November 8, 2011 at 4:16 am
Hi,
In our DW we have a facts table with millions of millions of rows.
Every 20 mins or so we want to copy this data to our DM. The old data must be replaced or updated. No conversion needed. Just a copy of the whole table.
Now what would be the most efficient way to do this?
Currently we are doing a copy of the whole table. Just dumping it into the DM table. And setting an int attribute to -1
All previous data in our DM has the same attribute set to 1.
And then we update the entire table. Changing the sign on every record.

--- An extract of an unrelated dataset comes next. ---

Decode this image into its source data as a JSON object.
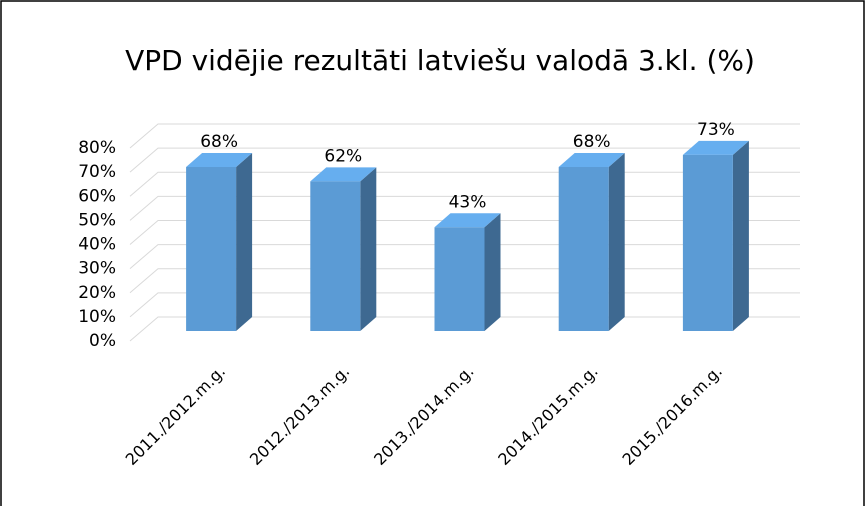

And then deleting all -1 rows.
This is not working at the speeds we want.
Any suggestions?
November 8, 2011 at 4:53 am
A few ideas:
You could consider creating a view with the same name and schema as your current DM table has, that just passes through the data from the DM table (which would now have a different name). Now when it's time to do a fresh DM load, you can build a new empty table, bulk insert into it, add your indexes and so forth, and then issue an ALTER VIEW to point the view at the new table. Then, either drop the old table or truncate it and use it for your next bulk insert, at which point you will point the view back to it. This gives you the speed of bulk loading into an empty table with no constraints enabled, and you don't have the overhead of updating your flag column and deleting old rows. It also results in no downtime for your end users (the ALTER VIEW should be almost instantaneous), and because the view has the same name that the table used to have, it should be transparent to any reports or querying tools that you already have in place.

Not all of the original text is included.